Figure 5. Inferred specific pathways of myeloma cells in the presence/absence of OCs under hypoxic condition.

Several functional modules were highlighted to indicate the changes of phenotypes under different cellular contexts. (A) The specific pathways of myeloma cells in the absence of OCs under hypoxic condition. (B) The specific pathways of myeloma cells in the presence of OCs under hypoxic condition. The predicted states of key proteins in both networks were displayed in Supplementary Fig. S5 (A,B).

Figure 6. Experimental validation of key proteins involved in the inferred signaling pathways.

(A) RPMI 8226 myeloma cells were cultured in the presence or absence of OCs under normoxic condition for 24 h. Cell lysates were collected and subjected to western blot analysis with p-Akt, p-MEK, p-ERK and c-MYC antibodies. (B) Myeloma cells were cultured in the presence OCs under normoxic and hypoxic conditions for 24 h. Myeloma cell lysates were subjected to western blot analysis with the FAK, c-MYC, p53 and fibronectin antibodies.
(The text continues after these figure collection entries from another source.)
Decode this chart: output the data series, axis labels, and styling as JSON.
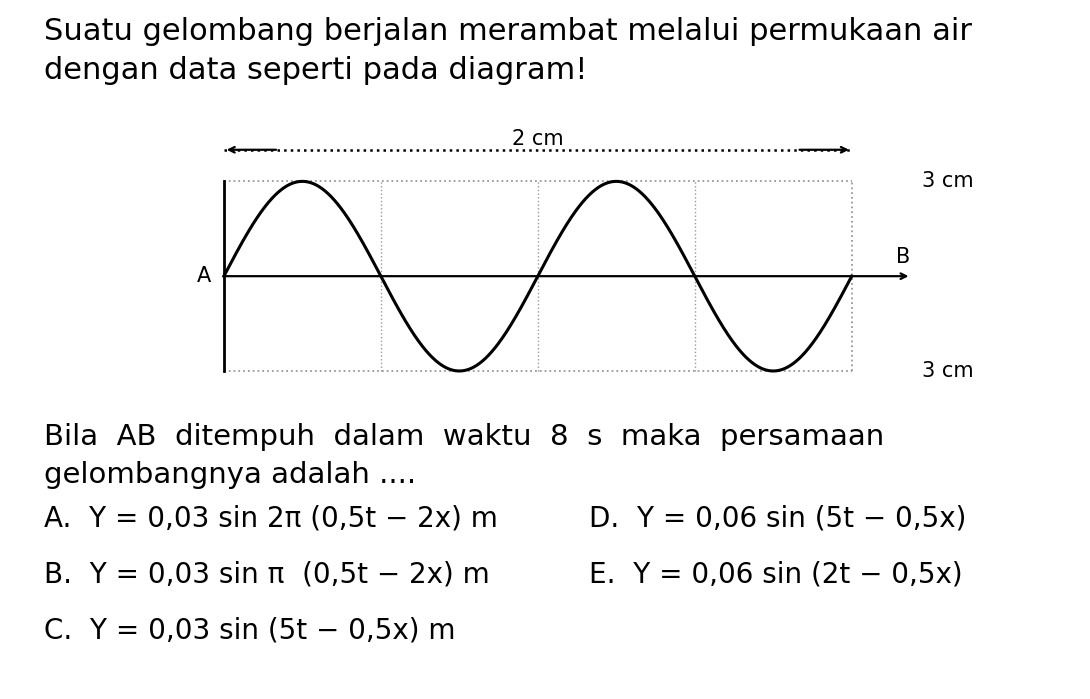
{
  "title_line1": "Suatu gelombang berjalan merambat melalui permukaan air",
  "title_line2": "dengan data seperti pada diagram!",
  "wave_label_top": "2 cm",
  "label_3cm_top": "3 cm",
  "label_3cm_bottom": "3 cm",
  "label_A": "A",
  "label_B": "B",
  "question_line1": "Bila  AB  ditempuh  dalam  waktu  8  s  maka  persamaan",
  "question_line2": "gelombangnya adalah ....",
  "option_A": "A.  Y = 0,03 sin 2π (0,5t − 2x) m",
  "option_B": "B.  Y = 0,03 sin π  (0,5t − 2x) m",
  "option_C": "C.  Y = 0,03 sin (5t − 0,5x) m",
  "option_D": "D.  Y = 0,06 sin (5t − 0,5x)",
  "option_E": "E.  Y = 0,06 sin (2t − 0,5x)",
  "bg_color": "#ffffff",
  "text_color": "#000000",
  "wave_color": "#000000",
  "dot_color": "#999999",
  "title_fontsize": 22,
  "body_fontsize": 21,
  "option_fontsize": 20,
  "diagram_label_fontsize": 15
}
Figure 7. Simulation of treatment effects by perturbing the inferred cell-specific pathways with combination of PI3K and integrin inhibitors.

The changes of downstream modules were highlighted. (A) Predicted treatment effects of PI3K and integrin inhibitors on OC-mediated myeloma cells-specific pathways in normoxia; (B) Predicted treatment effects of PI3K and integrin inhibitors on OC-mediated myeloma cells-specific pathways in hypoxia.

Figure 8. Five cases of linking patterns of signaling proteins in pathway network topology.

(A) single activation; (B) single inhibition; (C) multiple activations; (D) multiple inhibition; (E) mixed reactions. (A,B) show that, the state of downstream protein is determined by its unique parental node through single reaction of activation/inhibition, respectively; In (C,D) the state of a downstream protein can be changed if at least one of the upstream proteins is up-regulated/down-regulated and others are un-changed. In Fig. 8E, the state of downstream protein might be un-changed (0), up-regulated (1) or down-regulated (−1) if it has the potential of being both up- and down-regulated by its parental nodes, simultaneously.